Amphiphilic Block Copolymers for Flocculation and Hydrophobization of Legacy Waste Suspensions in Flotation Driven Dewatering Operations

2020 
Flotation has been effectively demonstrated as a low footprint, high efficiency separation process when utilising simple anionic surface modifying agents such as sodium dodecyl sulphate (SDS). These agents increase hydrophobicity to remove suspended cationic surface charged particulates such as Mg(OH)2 from waste suspensions similar to those at British nuclear fuel management sites- where corrosion processes have degraded fuel cladding. The technology is advantageous as it could effectively be retrofitted into existing waste management facilities at nuclear waste management sites such Sellafield and Hanford as the simplicity (no moving parts) and size of this technology coupled with low cost of construction could be rapidly deployed to aid in risk and hazard reduction decommissioning operations with minimum impact to secondary waste generation. Previously, sodium dodecyl sulphate has been deployed as a collector agent to increase the hydrophobicity of Mg(OH)2 suspended particles, achieving a maximum particulate extraction percentage of 93%. To achieve further particulate extraction, flotation performance has been determined to be a function of the hydrodynamic limitations extracting fine material (>20 μm). Fine particulates have been shown in the minerals industry to have an inability to overcome slipstreams created from rising bubbles in flotation cells, likely due to the low mass and thus momentum of the colloidal material, preventing interaction between the hydrophobized particles and air-water interfaces (bubbles).
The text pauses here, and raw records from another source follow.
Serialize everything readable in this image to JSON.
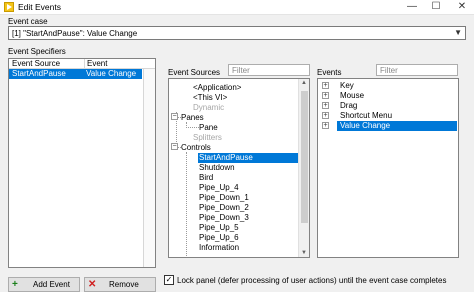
{
  "window": {
    "title": "Edit Events",
    "min": "—",
    "max": "☐",
    "close": "✕"
  },
  "event_case": {
    "label": "Event case",
    "value": "[1] \"StartAndPause\": Value Change"
  },
  "event_specifiers": {
    "label": "Event Specifiers",
    "columns": [
      "Event Source",
      "Event"
    ],
    "rows": [
      {
        "source": "StartAndPause",
        "event": "Value Change"
      }
    ]
  },
  "event_sources": {
    "label": "Event Sources",
    "filter_placeholder": "Filter",
    "items": [
      {
        "label": "<Application>",
        "dim": false,
        "selected": false
      },
      {
        "label": "<This VI>",
        "dim": false,
        "selected": false
      },
      {
        "label": "Dynamic",
        "dim": true,
        "selected": false
      },
      {
        "label": "Panes",
        "dim": false,
        "selected": false
      },
      {
        "label": "Pane",
        "dim": false,
        "selected": false
      },
      {
        "label": "Splitters",
        "dim": true,
        "selected": false
      },
      {
        "label": "Controls",
        "dim": false,
        "selected": false
      },
      {
        "label": "StartAndPause",
        "dim": false,
        "selected": true
      },
      {
        "label": "Shutdown",
        "dim": false,
        "selected": false
      },
      {
        "label": "Bird",
        "dim": false,
        "selected": false
      },
      {
        "label": "Pipe_Up_4",
        "dim": false,
        "selected": false
      },
      {
        "label": "Pipe_Down_1",
        "dim": false,
        "selected": false
      },
      {
        "label": "Pipe_Down_2",
        "dim": false,
        "selected": false
      },
      {
        "label": "Pipe_Down_3",
        "dim": false,
        "selected": false
      },
      {
        "label": "Pipe_Up_5",
        "dim": false,
        "selected": false
      },
      {
        "label": "Pipe_Up_6",
        "dim": false,
        "selected": false
      },
      {
        "label": "Information",
        "dim": false,
        "selected": false
      }
    ]
  },
  "events": {
    "label": "Events",
    "filter_placeholder": "Filter",
    "items": [
      {
        "label": "Key",
        "selected": false
      },
      {
        "label": "Mouse",
        "selected": false
      },
      {
        "label": "Drag",
        "selected": false
      },
      {
        "label": "Shortcut Menu",
        "selected": false
      },
      {
        "label": "Value Change",
        "selected": true
      }
    ]
  },
  "buttons": {
    "add": "Add Event",
    "add_icon": "+",
    "remove": "Remove",
    "remove_icon": "✕"
  },
  "lock_panel": {
    "checked": true,
    "check_mark": "✓",
    "label": "Lock panel (defer processing of user actions) until the event case completes"
  },
  "colors": {
    "selection": "#0078d7",
    "add_icon": "#1a7f1a",
    "remove_icon": "#d02020"
  }
}
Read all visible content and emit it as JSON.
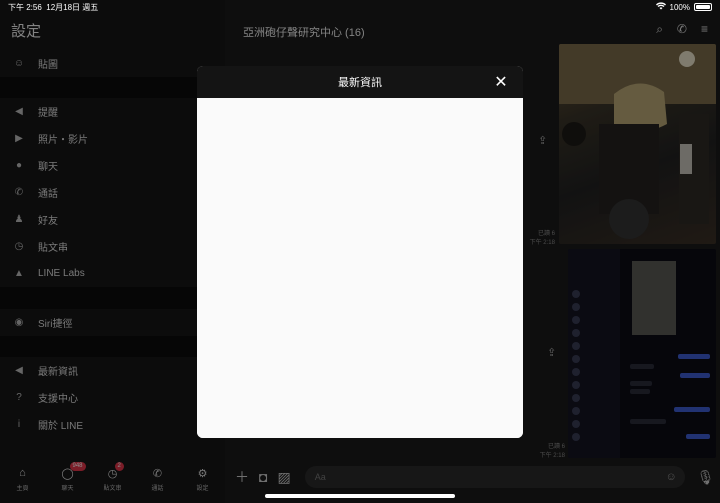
{
  "status": {
    "time": "下午 2:56",
    "date": "12月18日 週五",
    "battery": "100%"
  },
  "settings": {
    "title": "設定",
    "group1": [
      {
        "label": "貼圖",
        "icon": "smiley-icon"
      }
    ],
    "group2": [
      {
        "label": "提醒",
        "icon": "speaker-icon"
      },
      {
        "label": "照片・影片",
        "icon": "play-icon"
      },
      {
        "label": "聊天",
        "icon": "chat-bubble-icon"
      },
      {
        "label": "通話",
        "icon": "phone-icon"
      },
      {
        "label": "好友",
        "icon": "people-icon"
      },
      {
        "label": "貼文串",
        "icon": "clock-icon"
      },
      {
        "label": "LINE Labs",
        "icon": "flask-icon"
      }
    ],
    "group3": [
      {
        "label": "Siri捷徑",
        "icon": "siri-icon"
      }
    ],
    "group4": [
      {
        "label": "最新資訊",
        "icon": "megaphone-icon"
      },
      {
        "label": "支援中心",
        "icon": "question-icon"
      },
      {
        "label": "關於 LINE",
        "icon": "info-icon"
      }
    ]
  },
  "tabs": [
    {
      "label": "主頁",
      "icon": "home-icon",
      "badge": ""
    },
    {
      "label": "聊天",
      "icon": "chat-icon",
      "badge": "948"
    },
    {
      "label": "貼文串",
      "icon": "timeline-icon",
      "badge": "2"
    },
    {
      "label": "通話",
      "icon": "phone-icon",
      "badge": ""
    },
    {
      "label": "設定",
      "icon": "gear-icon",
      "badge": ""
    }
  ],
  "chat": {
    "title": "亞洲砲仔聲研究中心 (16)",
    "msg1_read": "已讀 6",
    "msg1_time": "下午 2:18",
    "msg2_read": "已讀 6",
    "msg2_time": "下午 2:18",
    "input_placeholder": "Aa"
  },
  "modal": {
    "title": "最新資訊"
  }
}
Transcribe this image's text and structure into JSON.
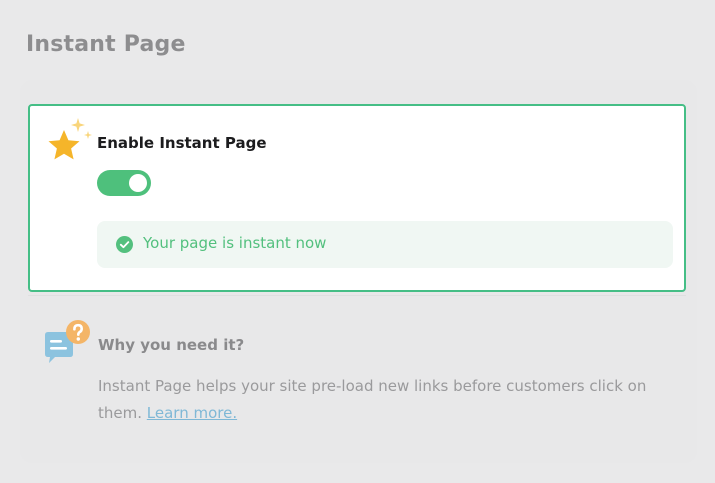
{
  "page": {
    "title": "Instant Page"
  },
  "feature": {
    "enable_label": "Enable Instant Page",
    "enabled": true,
    "status_text": "Your page is instant now"
  },
  "info": {
    "title": "Why you need it?",
    "description": "Instant Page helps your site pre-load new links before customers click on them.",
    "link_label": "Learn more."
  },
  "colors": {
    "accent": "#45be86",
    "toggle_on": "#4ec07c",
    "status_text": "#53c07e",
    "link": "#7fb8d6",
    "star": "#f5b52a",
    "question_badge": "#f4b567",
    "bubble": "#8cc3df"
  },
  "icons": {
    "feature": "star-icon",
    "status": "check-circle-icon",
    "info": "question-bubble-icon"
  }
}
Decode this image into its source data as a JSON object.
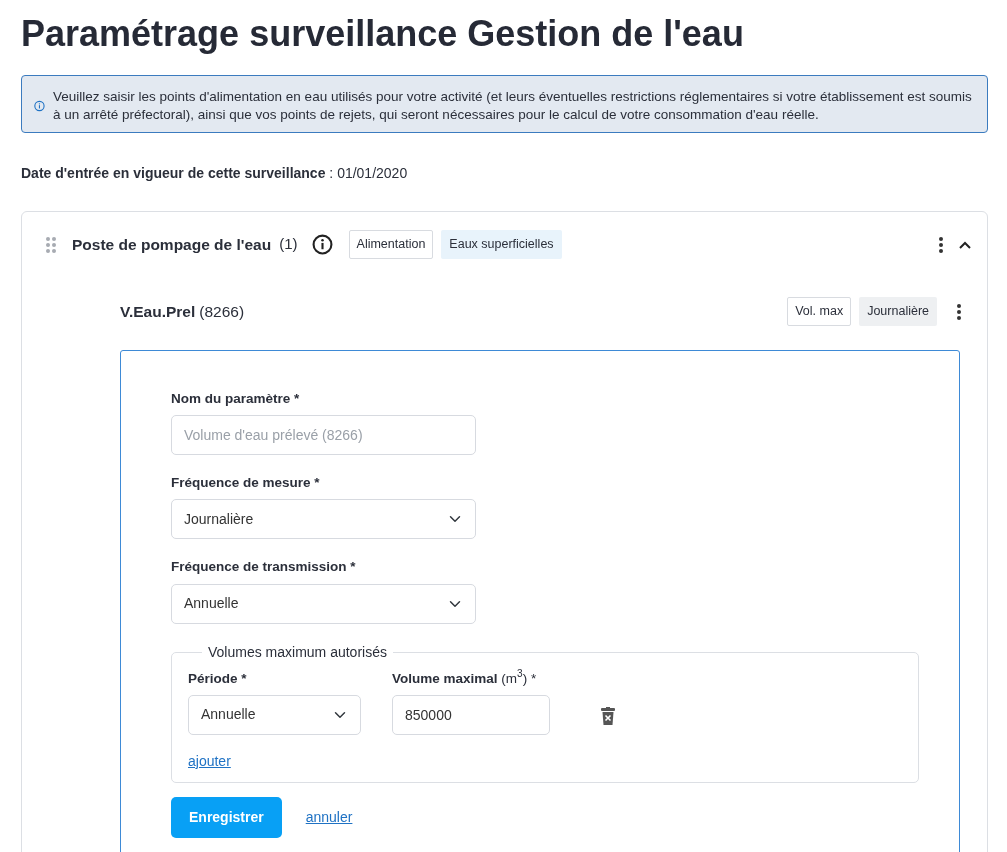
{
  "page": {
    "title": "Paramétrage surveillance Gestion de l'eau"
  },
  "info_alert": {
    "text": "Veuillez saisir les points d'alimentation en eau utilisés pour votre activité (et leurs éventuelles restrictions réglementaires si votre établissement est soumis à un arrêté préfectoral), ainsi que vos points de rejets, qui seront nécessaires pour le calcul de votre consommation d'eau réelle."
  },
  "effective_date": {
    "label": "Date d'entrée en vigueur de cette surveillance",
    "separator": " : ",
    "value": "01/01/2020"
  },
  "point": {
    "name": "Poste de pompage de l'eau",
    "count": "(1)",
    "expanded": true,
    "tags": [
      {
        "label": "Alimentation",
        "kind": "outline"
      },
      {
        "label": "Eaux superficielles",
        "kind": "tinted"
      }
    ],
    "parameter": {
      "code": "V.Eau.Prel",
      "number": "(8266)",
      "tags": [
        {
          "label": "Vol. max",
          "kind": "outline"
        },
        {
          "label": "Journalière",
          "kind": "grey"
        }
      ],
      "form": {
        "fields": [
          {
            "kind": "text",
            "label": "Nom du paramètre *",
            "placeholder": "Volume d'eau prélevé (8266)"
          },
          {
            "kind": "select",
            "label": "Fréquence de mesure *",
            "value": "Journalière"
          },
          {
            "kind": "select",
            "label": "Fréquence de transmission *",
            "value": "Annuelle"
          }
        ],
        "volumes": {
          "legend": "Volumes maximum autorisés",
          "period_label": "Période *",
          "volume_label": "**Volume maximal** (m$^{3}$) *",
          "rows": [
            {
              "period": "Annuelle",
              "volume": "850000"
            }
          ],
          "add_link": "ajouter"
        },
        "save_button": "Enregistrer",
        "cancel_link": "annuler"
      }
    }
  }
}
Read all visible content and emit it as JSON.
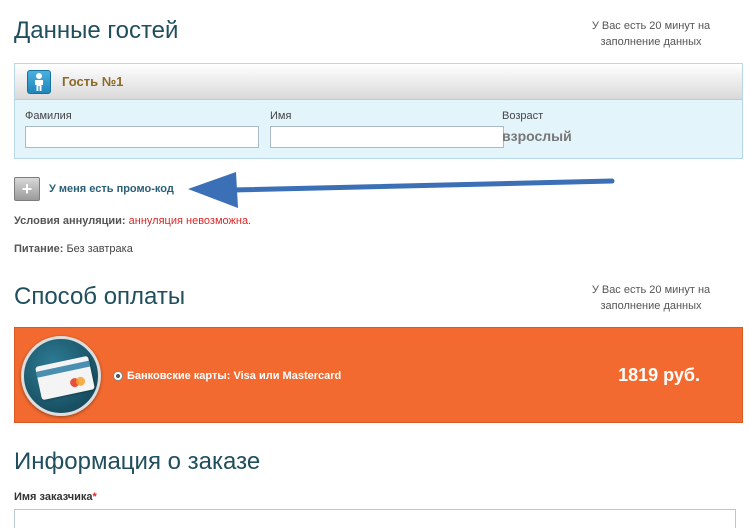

To combat this mass transfer resistance poly(acrylic acid)-block-poly(nbutyl acrylate) amphiphilic diblock copolymers were synthesised via reversible addition-fragmentation chain-transfer (RAFT) polymerisation. The anticipated mode of action of these polymers involves the hydrophilic poly(acrylic acid) block polymer acting as a flocculation agent to increase the mass of the aggregates, and the hydrophobic poly(n-butyl acrylate) modifies the hydrophobicity of the resulting flocs. The concentration of this polymer (termed a macro-collector) was varied and the change in particle size distribution of the particulate suspension was analysed using static light scattering. The flotation performance was then characterised by several methods including percentage particulate recovery, volume reduction factor and residual bulk particulate concentration. This was then benchmarked against the traditional surfactant collector agent SDS.